Com duas canecas em mãos, o jovem loiro saiu do escritório do seu chefe e foi direto para o pátio da guarda imperial de Santa Marília. O dia tinha acabado de raiar, mas era dever de um tenente estar ativo o mais cedo possível para manter a paz na cidade tão estimada pelo imperador.

“Já são seis e meia, é estranho que o capitão ainda não tenha aparecido…”

Durante seu percurso, ele conseguiu ver vários dos seus colegas guardas realizando suas rotinas diárias, como ajustar os uniformes, trocar suas armas, comer um pãozinho e jogar conversa fora antes dos seus turnos começarem plenamente. Apesar de tudo isso, sua atenção estava direcionada a outra pessoa.

“Deuses, ela não pega leve nem um único dia!”

Com movimentos rápidos, ritmados e constante, Mira treinava sua esgrima com uma concentração e força de vontade assustadora para qualquer um que passasse perto. Sua espada era do modelo imperial de cavalaria, sendo necessário o uso de duas mãos para maximizar a potência dos seus golpes. Henry se sentou em uma sacada relativamente próxima, assistindo o treinamento da sua parceira com profunda admiração.

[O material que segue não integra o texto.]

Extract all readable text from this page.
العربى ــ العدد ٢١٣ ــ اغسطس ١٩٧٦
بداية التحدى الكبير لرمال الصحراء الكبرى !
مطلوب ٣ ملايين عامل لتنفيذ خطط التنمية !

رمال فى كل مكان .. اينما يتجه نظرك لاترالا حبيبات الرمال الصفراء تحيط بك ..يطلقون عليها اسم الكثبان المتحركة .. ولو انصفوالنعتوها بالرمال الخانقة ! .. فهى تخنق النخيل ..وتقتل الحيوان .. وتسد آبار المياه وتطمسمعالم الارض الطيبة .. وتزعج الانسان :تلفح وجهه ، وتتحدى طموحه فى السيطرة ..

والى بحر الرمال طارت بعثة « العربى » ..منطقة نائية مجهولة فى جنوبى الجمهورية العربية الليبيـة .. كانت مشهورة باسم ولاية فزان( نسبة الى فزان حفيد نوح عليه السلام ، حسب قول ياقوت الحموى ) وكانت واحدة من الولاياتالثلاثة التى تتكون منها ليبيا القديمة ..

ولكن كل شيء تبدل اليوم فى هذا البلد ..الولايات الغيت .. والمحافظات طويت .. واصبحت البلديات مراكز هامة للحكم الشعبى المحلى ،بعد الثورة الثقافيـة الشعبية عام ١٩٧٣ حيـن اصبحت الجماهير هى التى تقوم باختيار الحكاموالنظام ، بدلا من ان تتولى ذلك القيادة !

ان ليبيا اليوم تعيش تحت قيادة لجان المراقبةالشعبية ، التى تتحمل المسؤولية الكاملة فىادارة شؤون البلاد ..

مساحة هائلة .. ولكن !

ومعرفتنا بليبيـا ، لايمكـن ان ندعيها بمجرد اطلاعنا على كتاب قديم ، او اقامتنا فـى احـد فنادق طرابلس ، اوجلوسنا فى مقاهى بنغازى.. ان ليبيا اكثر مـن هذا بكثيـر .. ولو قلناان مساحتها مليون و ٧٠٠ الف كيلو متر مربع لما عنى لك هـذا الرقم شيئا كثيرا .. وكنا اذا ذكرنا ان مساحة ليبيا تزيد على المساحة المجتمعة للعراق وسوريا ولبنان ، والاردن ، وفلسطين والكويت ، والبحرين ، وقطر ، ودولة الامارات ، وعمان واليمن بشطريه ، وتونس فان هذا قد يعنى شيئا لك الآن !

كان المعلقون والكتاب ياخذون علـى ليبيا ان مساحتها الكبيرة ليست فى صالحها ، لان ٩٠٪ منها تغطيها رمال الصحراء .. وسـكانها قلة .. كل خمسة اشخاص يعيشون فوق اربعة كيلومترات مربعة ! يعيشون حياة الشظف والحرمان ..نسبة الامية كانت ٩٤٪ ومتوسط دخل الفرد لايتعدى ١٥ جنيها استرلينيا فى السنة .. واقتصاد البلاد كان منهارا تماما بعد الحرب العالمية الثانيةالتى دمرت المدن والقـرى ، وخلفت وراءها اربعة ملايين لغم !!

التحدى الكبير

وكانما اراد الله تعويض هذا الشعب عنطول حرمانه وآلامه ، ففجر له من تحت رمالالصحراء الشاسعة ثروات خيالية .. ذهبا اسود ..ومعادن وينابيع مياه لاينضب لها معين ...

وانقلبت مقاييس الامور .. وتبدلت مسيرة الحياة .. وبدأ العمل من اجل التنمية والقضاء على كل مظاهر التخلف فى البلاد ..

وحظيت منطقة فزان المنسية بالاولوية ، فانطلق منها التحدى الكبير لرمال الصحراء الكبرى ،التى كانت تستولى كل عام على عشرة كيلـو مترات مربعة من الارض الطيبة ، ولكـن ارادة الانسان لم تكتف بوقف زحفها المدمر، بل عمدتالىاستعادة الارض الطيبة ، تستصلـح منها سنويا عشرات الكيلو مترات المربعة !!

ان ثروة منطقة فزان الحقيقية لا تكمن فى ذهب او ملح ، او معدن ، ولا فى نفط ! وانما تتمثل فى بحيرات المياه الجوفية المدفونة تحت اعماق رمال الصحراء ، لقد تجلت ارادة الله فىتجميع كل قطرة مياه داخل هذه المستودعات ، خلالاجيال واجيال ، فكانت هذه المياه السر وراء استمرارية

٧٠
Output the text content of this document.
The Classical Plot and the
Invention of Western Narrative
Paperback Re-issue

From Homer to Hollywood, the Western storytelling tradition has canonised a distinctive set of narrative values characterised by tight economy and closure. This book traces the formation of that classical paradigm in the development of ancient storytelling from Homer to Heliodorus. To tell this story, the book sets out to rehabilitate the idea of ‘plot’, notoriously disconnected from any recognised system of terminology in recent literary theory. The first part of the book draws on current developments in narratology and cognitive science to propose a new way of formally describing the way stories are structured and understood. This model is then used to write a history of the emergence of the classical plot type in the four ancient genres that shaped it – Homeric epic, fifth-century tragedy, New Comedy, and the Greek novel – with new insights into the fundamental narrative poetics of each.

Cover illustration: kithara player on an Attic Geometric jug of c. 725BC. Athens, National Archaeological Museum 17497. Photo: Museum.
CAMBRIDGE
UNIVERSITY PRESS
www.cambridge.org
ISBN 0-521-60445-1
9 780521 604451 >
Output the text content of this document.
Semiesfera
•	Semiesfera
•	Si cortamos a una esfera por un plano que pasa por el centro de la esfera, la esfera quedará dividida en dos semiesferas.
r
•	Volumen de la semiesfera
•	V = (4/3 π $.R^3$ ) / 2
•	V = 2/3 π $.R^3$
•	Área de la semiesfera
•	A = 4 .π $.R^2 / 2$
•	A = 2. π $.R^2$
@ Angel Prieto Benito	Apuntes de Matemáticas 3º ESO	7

“Se ela continuar desse jeito, vai ser promovida a cavaleira imperial muito em breve.”

A cada golpe que Mira realizava, era possível ver os fragmentos de chi sendo formados no ar. Eles se manifestavam como pequenos cristais flutuantes alaranjados, que desapareciam logo em seguida, como uma suave chama. Desde os seus dez anos de idade, seu pai, um cavaleiro imperial, colocou uma espada em sua mão e a ensinou as artes marciais da Esgrima da Ventania Flamejante. Por causa disso, toda vez que usava sua esgrima, o ambiente começava a esquentar.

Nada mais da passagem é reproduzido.